Now let's imagine we want to keep the original composite value as well, the structure would look something like:

{
  "foo": {
    "fontSize": {
      "value": "16px",
      "type": "fontSizes"
    },
    "fontFamily": {
      "value": "Arial",
      "type": "fontFamilies"
    },
    "fontWeight": {
      "value": "Bold",
      "type": "fontWeights"
    },
    "lineHeight": {
      "value": "1",
      "type": "lineHeights"
    }
  },
  "value": {
    "fontSize": "16px",
    "fontFamily": "Arial",
    "fontWeight": "Bold",
    "lineHeight": "1"
  },
  "type": "typography"
}

Making foo both a token group and a token (because it has a value and type property), that just doesn't work, it trips up Style-Dictionary and rightfully so.

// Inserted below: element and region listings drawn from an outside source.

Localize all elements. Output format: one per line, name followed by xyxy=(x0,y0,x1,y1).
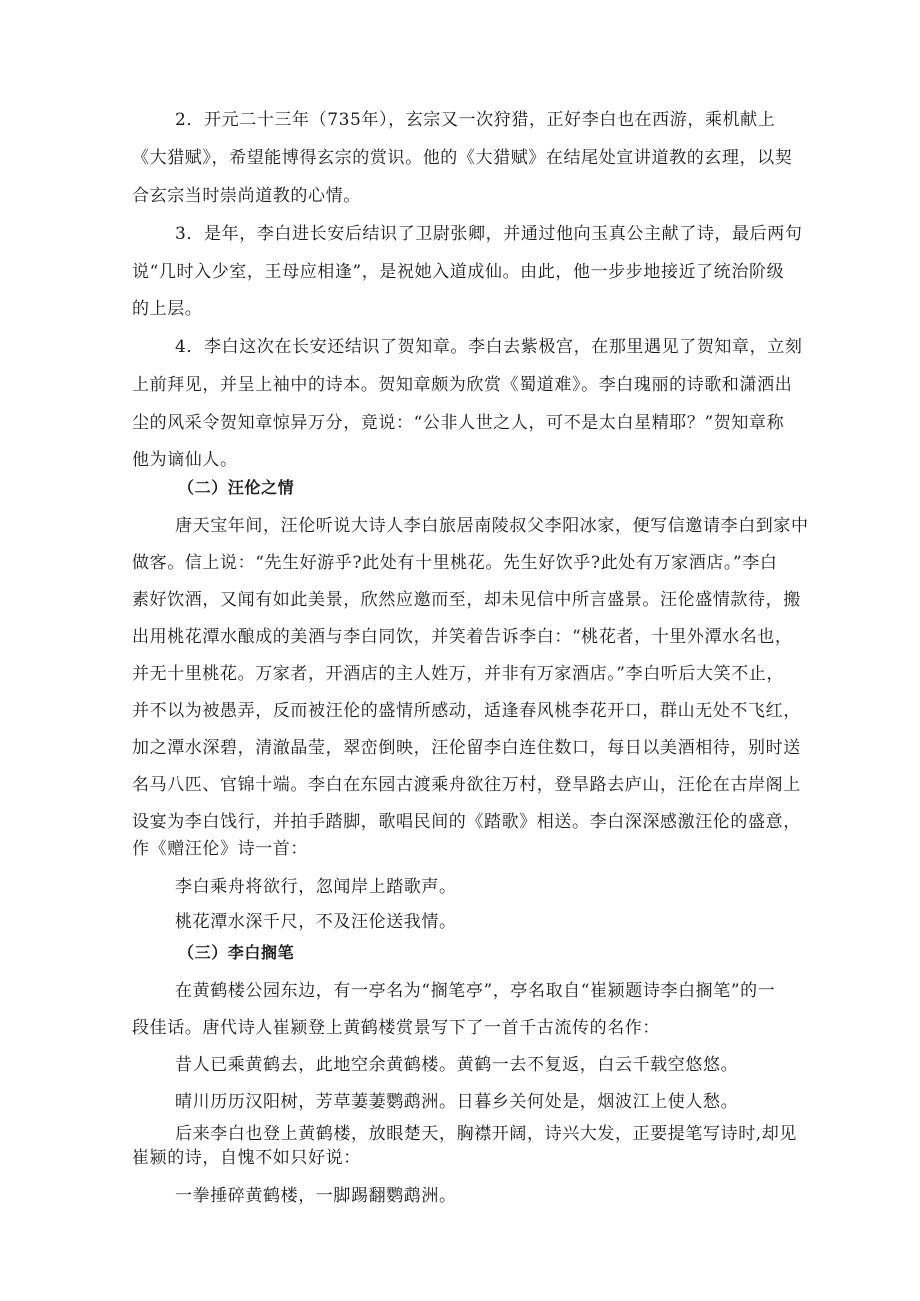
gb-line-2: 段佳话。唐代诗人崔颍登上黄鹤楼赏景写下了一首千古流传的名作： xyxy=(132,1018,660,1038)
wl-line-5: 并无十里桃花。万家者，开酒店的主人姓万，并非有万家酒店。”李白听后大笑不止， xyxy=(132,664,784,684)
wl-line-4: 出用桃花潭水酿成的美酒与李白同饮，并笑着告诉李白：“桃花者，十里外潭水名也， xyxy=(132,627,793,647)
section-heading-wanglun: （二）汪伦之情 xyxy=(178,478,295,497)
p3-line-3: 的上层。 xyxy=(132,299,203,319)
wl-line-1: 唐天宝年间，汪伦听说大诗人李白旅居南陵叔父李阳冰家，便写信邀请李白到家中 xyxy=(175,516,809,536)
wl-line-7: 加之潭水深碧，清澈晶莹，翠峦倒映，汪伦留李白连住数口，每日以美酒相待，别时送 xyxy=(132,738,801,758)
wl-line-2: 做客。信上说：“先生好游乎?此处有十里桃花。先生好饮乎?此处有万家酒店。”李白 xyxy=(132,553,778,573)
gb-line-4: 崔颍的诗，自愧不如只好说： xyxy=(132,1148,361,1168)
wl-line-6: 并不以为被愚弄，反而被汪伦的盛情所感动，适逢春风桃李花开口，群山无处不飞红， xyxy=(132,701,801,721)
p4-line-2: 上前拜见，并呈上袖中的诗本。贺知章颇为欣赏《蜀道难》。李白瑰丽的诗歌和潇洒出 xyxy=(132,375,793,395)
p3-line-2: 说“几时入少室，王母应相逢”，是祝她入道成仙。由此，他一步步地接近了统治阶级 xyxy=(132,262,785,282)
p2-line-3: 合玄宗当时崇尚道教的心情。 xyxy=(132,186,361,206)
cui-poem-line-2: 晴川历历汉阳树，芳草萋萋鹦鹉洲。日暮乡关何处是，烟波江上使人愁。 xyxy=(175,1092,739,1112)
p4-line-4: 他为谪仙人。 xyxy=(132,450,238,470)
gb-line-1: 在黄鹤楼公园东边，有一亭名为“搁笔亭”，亭名取自“崔颍题诗李白搁笔”的一 xyxy=(175,981,776,1001)
libai-quote-line: 一拳捶碎黄鹤楼，一脚踢翻鹦鹉洲。 xyxy=(175,1186,457,1206)
wl-line-9: 设宴为李白饯行，并拍手踏脚，歌唱民间的《踏歌》相送。李白深深感激汪伦的盛意， xyxy=(132,812,801,832)
p4-line-1: 4．李白这次在长安还结识了贺知章。李白去紫极宫，在那里遇见了贺知章，立刻 xyxy=(175,337,803,357)
wl-line-10: 作《赠汪伦》诗一首： xyxy=(132,839,308,859)
poem-line-2: 桃花潭水深千尺，不及汪伦送我情。 xyxy=(175,912,457,932)
section-heading-gebi: （三）李白搁笔 xyxy=(178,943,295,962)
poem-line-1: 李白乘舟将欲行，忽闻岸上踏歌声。 xyxy=(175,877,457,897)
gb-line-3: 后来李白也登上黄鹤楼，放眼楚天，胸襟开阔，诗兴大发，正要提笔写诗时,却见 xyxy=(175,1124,798,1144)
wl-line-8: 名马八匹、官锦十端。李白在东园古渡乘舟欲往万村，登旱路去庐山，汪伦在古岸阁上 xyxy=(132,775,801,795)
wl-line-3: 素好饮酒，又闻有如此美景，欣然应邀而至，却未见信中所言盛景。汪伦盛情款待，搬 xyxy=(132,590,801,610)
p4-line-3: 尘的风采令贺知章惊异万分，竟说：“公非人世之人，可不是太白星精耶？”贺知章称 xyxy=(132,413,785,433)
p3-line-1: 3．是年，李白进长安后结识了卫尉张卿，并通过他向玉真公主献了诗，最后两句 xyxy=(175,224,803,244)
cui-poem-line-1: 昔人已乘黄鹤去，此地空余黄鹤楼。黄鹤一去不复返，白云千载空悠悠。 xyxy=(175,1055,739,1075)
p2-line-2: 《大猎赋》，希望能博得玄宗的赏识。他的《大猎赋》在结尾处宣讲道教的玄理，以契 xyxy=(132,148,793,168)
p2-line-1: 2．开元二十三年（735年），玄宗又一次狩猎，正好李白也在西游，乘机献上 xyxy=(175,110,776,130)
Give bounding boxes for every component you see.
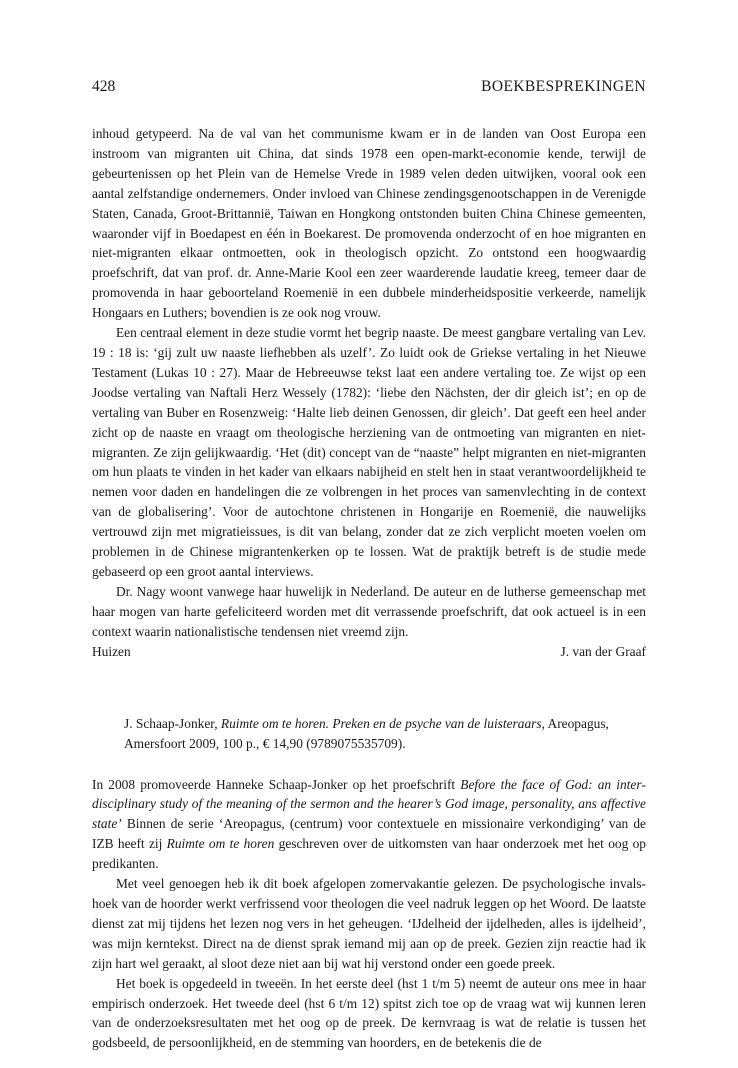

A potential solution is to make the structure something like this:

{
  "foo": {
    "fontSize": {
      "value": "16px",
      "type": "fontSizes"
    },
    "fontFamily": {
      "value": "Arial",
      "type": "fontFamilies"
    },
    "fontWeight": {
      "value": "Bold",
      "type": "fontWeights"
    },
    "lineHeight": {
      "value": "1",
      "type": "lineHeights"
    },
    "__sd_keep_original__": {
      "value": {
        "fontSize": "16px",
        "fontFamily": "Arial",
        "fontWeight": "Bold",
        "lineHeight": "1"
      },
      "type": "typography"
    }
  }
}

Which would result in

:root {
  --foo-font-size: 16px;
  --foo-font-family: Arial;
  --foo-font-weight: 700;
  --foo-line-height: 1;
  --foo-sd-keep-original: 700 16px/1 Arial;
}

So the only thing that's left to do in sd-transforms is to register a name transform by default takes into account the casing option that you can pass to registerTransforms, which then filters out this sd_keep_original path item (because we don't want this in the output):

import { kebabCase, camelCase, capitalCase, snakeCase, constantCase } from 'change-case';

const casingMap = new Map([
  ['kebab', kebabCase],
  ['camel', camelCase],
  ['pascal', capitalCase],
  ['snake', snakeCase],
  ['constant', constantCase],
]);

StyleDictionary.registerTransform({
  type: "name",
  name: "ts/name",
  transformer: (token) => {
    return casingMap.get(casing)(token.path.filter(p => p !== '__sd_keep_original__').join('_'));
  }
});

Which then results in:

:root {
  --foo-font-size: 16px;
  --foo-font-family: Arial;
  --foo-font-weight: 700;
  --foo-line-height: 1;
  --foo: 700 16px/1 Arial;
}

Let me know if this makes sense, then I can go ahead and implement this when I get prio for it, or someone can speed it along by doing it themselves, hopefully it's clear enough from my explanation how to implement it, feel free to send me a message on slack if you need help

jorenbroekema commented 1 month ago

Marking as external since Style Dictionary has its own expand utils now for composite type tokens, so this feature should be added there.